The study, published in the scientific journal Scientific Reports, analyzed seventeen commercial salt brands from eight different countries on four continents for plastic particles. To do this, they dissolved the salt in water and filtered it to see which particles were left over. They found plastics in all but one brand.
This sounds totally shocking, and yes, we have every right to be upset. But maybe we should have seen this one coming: It’s no secret our oceans are riddled with trash—we’ve all heard about the mythic Great Pacific Garbage Patch (though it is more a swirling soup of plastics than the solid garbage island the name implies)—and scientists have long known that oceans and waterways are loaded with millions of tiny plastic particles. As the study’s authors say, saltwater products are “are expected to inevitably contain contaminants from the water,” though until that this study there was little evidence of what exactly that looked like.

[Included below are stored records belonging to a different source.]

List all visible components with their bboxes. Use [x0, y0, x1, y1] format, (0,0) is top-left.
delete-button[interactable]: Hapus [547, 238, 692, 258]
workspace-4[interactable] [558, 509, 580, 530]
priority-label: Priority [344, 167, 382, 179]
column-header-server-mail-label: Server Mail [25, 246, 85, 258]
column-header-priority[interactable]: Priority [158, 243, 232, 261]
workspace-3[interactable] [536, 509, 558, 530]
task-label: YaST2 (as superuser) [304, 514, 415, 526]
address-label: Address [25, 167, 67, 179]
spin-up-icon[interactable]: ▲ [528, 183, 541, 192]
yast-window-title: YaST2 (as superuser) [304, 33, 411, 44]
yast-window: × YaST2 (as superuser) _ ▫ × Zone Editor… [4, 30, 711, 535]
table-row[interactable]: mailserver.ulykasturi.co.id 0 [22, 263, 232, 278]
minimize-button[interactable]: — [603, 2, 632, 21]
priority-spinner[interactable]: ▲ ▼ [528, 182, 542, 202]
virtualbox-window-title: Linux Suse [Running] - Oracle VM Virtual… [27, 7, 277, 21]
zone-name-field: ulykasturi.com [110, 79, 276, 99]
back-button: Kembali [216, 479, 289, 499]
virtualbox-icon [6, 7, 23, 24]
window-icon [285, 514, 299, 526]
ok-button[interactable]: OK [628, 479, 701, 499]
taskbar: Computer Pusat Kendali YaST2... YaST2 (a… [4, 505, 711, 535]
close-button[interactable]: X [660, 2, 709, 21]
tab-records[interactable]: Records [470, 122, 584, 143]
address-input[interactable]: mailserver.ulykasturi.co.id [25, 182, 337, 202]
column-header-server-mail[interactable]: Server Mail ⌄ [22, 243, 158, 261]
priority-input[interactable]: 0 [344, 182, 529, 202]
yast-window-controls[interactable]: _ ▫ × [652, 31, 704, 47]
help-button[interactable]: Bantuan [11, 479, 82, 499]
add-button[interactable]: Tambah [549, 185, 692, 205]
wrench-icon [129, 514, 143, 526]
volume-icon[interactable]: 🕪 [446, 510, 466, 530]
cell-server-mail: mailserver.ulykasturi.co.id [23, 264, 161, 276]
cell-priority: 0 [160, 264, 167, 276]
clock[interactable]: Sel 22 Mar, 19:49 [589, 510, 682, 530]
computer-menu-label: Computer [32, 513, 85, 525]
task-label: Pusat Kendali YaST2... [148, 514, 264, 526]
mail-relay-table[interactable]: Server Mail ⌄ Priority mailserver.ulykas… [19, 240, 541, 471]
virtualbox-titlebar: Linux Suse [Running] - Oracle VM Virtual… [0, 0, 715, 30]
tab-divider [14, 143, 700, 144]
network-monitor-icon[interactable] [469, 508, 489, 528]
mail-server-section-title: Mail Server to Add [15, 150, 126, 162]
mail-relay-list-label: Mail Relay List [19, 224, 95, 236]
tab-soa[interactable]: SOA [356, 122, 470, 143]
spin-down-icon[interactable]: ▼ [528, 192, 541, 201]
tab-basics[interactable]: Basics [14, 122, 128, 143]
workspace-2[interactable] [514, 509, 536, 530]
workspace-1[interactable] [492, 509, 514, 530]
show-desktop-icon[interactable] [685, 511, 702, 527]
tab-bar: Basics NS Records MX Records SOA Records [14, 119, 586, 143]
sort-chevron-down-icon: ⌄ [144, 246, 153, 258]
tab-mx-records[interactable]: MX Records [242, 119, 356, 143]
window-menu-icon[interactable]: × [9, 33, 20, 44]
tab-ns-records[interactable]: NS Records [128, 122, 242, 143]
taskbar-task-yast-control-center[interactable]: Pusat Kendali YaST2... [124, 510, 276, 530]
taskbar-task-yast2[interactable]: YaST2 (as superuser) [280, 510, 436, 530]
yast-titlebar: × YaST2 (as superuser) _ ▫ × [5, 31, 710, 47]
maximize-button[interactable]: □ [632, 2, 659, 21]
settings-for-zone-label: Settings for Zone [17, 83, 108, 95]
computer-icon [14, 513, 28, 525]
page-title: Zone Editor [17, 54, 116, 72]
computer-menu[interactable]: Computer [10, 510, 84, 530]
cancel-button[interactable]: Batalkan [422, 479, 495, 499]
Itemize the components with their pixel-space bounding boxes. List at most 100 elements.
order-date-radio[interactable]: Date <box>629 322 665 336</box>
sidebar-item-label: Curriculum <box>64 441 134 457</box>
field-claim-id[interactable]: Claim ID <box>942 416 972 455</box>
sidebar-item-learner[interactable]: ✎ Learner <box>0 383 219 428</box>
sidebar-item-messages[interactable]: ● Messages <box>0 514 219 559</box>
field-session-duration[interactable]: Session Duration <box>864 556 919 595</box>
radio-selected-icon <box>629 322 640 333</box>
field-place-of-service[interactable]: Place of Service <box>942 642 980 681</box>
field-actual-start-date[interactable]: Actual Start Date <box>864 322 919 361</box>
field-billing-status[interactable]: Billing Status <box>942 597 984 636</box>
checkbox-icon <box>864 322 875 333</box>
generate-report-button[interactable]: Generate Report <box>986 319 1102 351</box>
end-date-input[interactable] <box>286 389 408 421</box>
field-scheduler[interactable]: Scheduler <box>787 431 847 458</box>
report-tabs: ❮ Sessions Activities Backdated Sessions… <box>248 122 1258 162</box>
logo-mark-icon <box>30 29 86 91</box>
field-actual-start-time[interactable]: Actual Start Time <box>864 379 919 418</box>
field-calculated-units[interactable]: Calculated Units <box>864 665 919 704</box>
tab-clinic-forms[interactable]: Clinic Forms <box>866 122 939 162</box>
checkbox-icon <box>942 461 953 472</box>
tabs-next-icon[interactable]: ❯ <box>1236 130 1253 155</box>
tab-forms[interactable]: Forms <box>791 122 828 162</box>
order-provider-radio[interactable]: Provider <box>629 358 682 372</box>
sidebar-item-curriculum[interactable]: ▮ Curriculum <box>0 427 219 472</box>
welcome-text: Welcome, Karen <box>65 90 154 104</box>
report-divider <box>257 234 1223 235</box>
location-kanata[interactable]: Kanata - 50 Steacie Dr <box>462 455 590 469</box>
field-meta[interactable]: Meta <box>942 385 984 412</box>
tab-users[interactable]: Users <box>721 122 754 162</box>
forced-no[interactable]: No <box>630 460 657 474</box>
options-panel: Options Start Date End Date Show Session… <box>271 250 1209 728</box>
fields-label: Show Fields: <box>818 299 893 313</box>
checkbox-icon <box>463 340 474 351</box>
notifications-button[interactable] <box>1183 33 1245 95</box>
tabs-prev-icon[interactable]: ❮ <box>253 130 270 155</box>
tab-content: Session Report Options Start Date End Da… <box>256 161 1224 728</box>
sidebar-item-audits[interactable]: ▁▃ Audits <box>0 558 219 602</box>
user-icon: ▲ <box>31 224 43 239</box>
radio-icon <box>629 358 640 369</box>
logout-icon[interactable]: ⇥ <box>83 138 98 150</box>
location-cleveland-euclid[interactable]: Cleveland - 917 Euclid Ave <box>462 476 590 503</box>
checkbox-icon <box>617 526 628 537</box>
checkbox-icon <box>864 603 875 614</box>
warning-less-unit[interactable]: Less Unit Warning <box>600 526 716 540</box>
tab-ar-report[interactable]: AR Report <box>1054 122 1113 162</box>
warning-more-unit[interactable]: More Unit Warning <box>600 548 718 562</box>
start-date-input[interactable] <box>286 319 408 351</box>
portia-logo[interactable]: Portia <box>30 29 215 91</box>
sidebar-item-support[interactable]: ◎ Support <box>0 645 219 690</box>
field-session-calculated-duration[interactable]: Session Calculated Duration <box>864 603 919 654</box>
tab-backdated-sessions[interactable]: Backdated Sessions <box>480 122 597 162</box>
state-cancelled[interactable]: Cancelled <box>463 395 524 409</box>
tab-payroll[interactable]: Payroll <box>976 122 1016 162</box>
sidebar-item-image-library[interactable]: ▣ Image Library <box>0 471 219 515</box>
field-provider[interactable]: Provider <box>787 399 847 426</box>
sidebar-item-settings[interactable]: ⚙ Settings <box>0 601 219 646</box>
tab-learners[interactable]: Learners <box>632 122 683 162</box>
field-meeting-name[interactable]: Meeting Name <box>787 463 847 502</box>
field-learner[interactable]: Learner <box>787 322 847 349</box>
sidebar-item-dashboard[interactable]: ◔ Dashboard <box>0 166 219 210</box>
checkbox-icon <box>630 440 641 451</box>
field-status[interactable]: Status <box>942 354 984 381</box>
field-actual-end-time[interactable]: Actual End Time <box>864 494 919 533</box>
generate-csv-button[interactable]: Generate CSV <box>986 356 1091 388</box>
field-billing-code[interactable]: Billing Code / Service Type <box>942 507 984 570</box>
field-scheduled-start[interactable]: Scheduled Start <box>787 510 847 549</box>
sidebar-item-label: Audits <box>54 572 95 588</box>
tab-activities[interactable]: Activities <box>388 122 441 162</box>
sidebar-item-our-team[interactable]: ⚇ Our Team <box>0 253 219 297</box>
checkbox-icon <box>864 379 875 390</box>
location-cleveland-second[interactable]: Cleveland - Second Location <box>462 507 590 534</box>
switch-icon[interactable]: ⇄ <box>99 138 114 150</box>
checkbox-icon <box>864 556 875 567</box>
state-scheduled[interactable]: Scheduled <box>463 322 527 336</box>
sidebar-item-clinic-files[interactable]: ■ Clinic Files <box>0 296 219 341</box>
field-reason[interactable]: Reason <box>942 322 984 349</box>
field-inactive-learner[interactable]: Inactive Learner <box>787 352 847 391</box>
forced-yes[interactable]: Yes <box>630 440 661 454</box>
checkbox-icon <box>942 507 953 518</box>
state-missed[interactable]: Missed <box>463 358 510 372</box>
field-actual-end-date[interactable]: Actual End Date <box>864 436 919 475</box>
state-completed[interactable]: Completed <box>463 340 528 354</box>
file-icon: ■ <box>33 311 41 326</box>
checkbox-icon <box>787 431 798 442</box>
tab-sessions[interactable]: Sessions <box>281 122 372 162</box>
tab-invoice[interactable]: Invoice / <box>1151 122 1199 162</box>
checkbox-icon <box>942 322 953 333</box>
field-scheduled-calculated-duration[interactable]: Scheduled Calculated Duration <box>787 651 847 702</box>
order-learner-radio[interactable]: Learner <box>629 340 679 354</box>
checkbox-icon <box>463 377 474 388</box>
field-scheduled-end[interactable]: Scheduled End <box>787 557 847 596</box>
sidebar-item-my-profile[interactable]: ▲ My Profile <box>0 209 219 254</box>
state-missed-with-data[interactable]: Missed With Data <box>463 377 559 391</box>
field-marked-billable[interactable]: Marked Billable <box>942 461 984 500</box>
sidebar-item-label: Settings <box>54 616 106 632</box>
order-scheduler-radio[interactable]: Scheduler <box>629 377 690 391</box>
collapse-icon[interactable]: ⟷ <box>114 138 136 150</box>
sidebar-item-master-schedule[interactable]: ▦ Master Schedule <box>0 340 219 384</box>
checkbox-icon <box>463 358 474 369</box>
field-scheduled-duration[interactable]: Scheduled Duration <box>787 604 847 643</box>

These tiny bits of plastic contaminants are called microplastics and there’s a number of ways they can end up in the ocean. Most obviously, microplastics can be the result of plastic trash, like shopping bags and cellophane packaging, fragmenting repeatedly in the environment into microscopic bits. But they can also enter the water system when you do your laundry. When you wash clothing made from synthetic fibers, like fleece jackets made from recycled plastic water bottles, it sheds bits of plastic lint that go down the drain and eventually end up in the bellies of fish and, as we now know, our salt shakers.
In these two scenarios, plastics end up in water more or less accidentally, but there are also ways we deliberately send plastic pieces into the sea. Fortunately, the U.S. banned microbeads (tiny plastic balls), from use as exfoliators in face scrubs and other personal care items beginning this year, but they’re still allowed to be used for sandblasting and other industrial uses.
As they say, what goes around comes around, and if you put trash into the ocean, you get trash out. So how worried should we be about eating plastic-laced salt? The researchers say that the levels of microplastics are so low that it won’t affect your health—you can expect to consume about 37 plastic particles per year from salt—though they recommend more studies to better understand the risks.
The study did no disclose specific brands, but says those tested came from Australia, France, Iran, Japan, Malaysia, New Zealand, Portugal, and South Africa. Only the one from France did not contain plastic particles.